В тот же вечер загорелось у Егора на гумне; пожар притушили в самом начале, только подтелок малость обгорел, а утром Егор сам пошел арестовать тех, на кого указывала молва и собственная догадка. Были то все «богатеньки грибки-боровички», как сказалось у Савихи: никого из них Егор не застал, не словил и вечером, не нашел и в полночь. Зато грибники рассказали, будто видели у огнища в лесу четырех дюжих детин богатырской стати, а в сторонке паслись стреноженные кони. Теперь следовало ждать нападений от людей, ушедших из-под закона, и Мокроносов мобилизовал три окружных ячейки на облаву. Цепь двигалась к северу, на Уртыкайские болота, а с юга нищие принесли весть – свели двух коней из Ильюшинского колхоза. Тогда совместно с тем же милиционером кинулся Егор на юг, а на востоке неизвестные люди, обвязавшись тряпицами, ограбили в то же самое время почту. Распечатанные конверты понес вместо почтальона по дорогам осенний ветер… И вдруг в памяти у мужиков зловеще встал во весь рост покойник Березятов.
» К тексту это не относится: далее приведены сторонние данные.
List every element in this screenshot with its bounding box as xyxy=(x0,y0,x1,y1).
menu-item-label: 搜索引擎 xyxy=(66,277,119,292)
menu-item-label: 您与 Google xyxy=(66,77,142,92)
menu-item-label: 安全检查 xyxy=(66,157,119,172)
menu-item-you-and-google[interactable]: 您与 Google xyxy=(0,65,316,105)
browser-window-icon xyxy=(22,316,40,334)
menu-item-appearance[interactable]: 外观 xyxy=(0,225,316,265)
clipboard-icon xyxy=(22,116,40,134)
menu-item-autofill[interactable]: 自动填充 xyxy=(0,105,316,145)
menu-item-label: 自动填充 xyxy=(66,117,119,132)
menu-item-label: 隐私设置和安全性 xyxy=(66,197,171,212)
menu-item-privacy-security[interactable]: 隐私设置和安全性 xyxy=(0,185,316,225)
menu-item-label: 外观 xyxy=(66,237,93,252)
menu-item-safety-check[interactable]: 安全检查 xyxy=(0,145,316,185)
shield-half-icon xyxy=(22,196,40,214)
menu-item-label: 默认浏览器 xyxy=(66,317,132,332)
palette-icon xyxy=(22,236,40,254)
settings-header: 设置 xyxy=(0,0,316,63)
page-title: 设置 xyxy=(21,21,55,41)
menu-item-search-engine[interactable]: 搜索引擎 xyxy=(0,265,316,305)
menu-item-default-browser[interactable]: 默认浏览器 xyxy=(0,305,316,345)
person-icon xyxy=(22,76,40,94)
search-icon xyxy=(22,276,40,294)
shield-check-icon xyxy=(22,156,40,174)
Если б сумели обобщить все эти разноличные явленья, стало бы ясно, что во всем, от неудачной летней мобилизации до образования банды, был один четкий план. Ясно, что к этому сроку завклуб из Макарихи окончательно овладел Лукиничем, а когда того сняли, именно им был организован кружок содействия хлебозаготовкам. По его настоянию истинные бедняки исчислялись на Соти всего лишь десятками, и оттого кружок еле справлялся со своей работой. Вдобавок установился обычай определять доходность двора п о с п и ч к е; входил в амбар милиционер, зажигал спичку, и, пока она горела, на глазок прикидывалась сумма налога на местные нужды. Этим и выражалось участие Виссариона в той игре больших козырей, которая началась на Соти; этим он приоткрывал дверь волковатому сотинскому племени на широкую бандитскую дорогу. Мокроносов же, стремясь оправдать доверие бедноты, еще более подкрутил гайки.
Пронька, сколько ни приглядывался к деятельности неукротимого Виссариона, так и не умел постигнуть его до конца. «Чудной ты, жарко говоришь, а на два смысла действуешь!» Виссарион ни в чем не признавал половинчатых мер, начиная от безбожной пропаганды до ликвидации неграмотности, и буквы циркуляра придерживался во всем. Он произносил страшные слова, которые пугали и самого Проньку, и Мокроносова, а банда росла, и черный туман двигался впереди нее на мужицкие селенья. Положение Буланина укреплялось; фотография его попала в губернскую газету, – он был изображен с откинутой головой, полным задора и крика, но никто не знал, что этот крик был: «Назад, к тезису!» Это была пора его расцвета, он уже не боялся ничего. Перед самыми воротами обетованного города, полного великолепной социальной архитектуры, он затевал последний бунт. Его не огорчала незначительность его плацдарма; артиллерист, он знал законы детонации взрывчатых веществ, а честолюбивое воображение усиливало ему образ его самого – хромого предтечи Атиллы, шагающего по пустыне.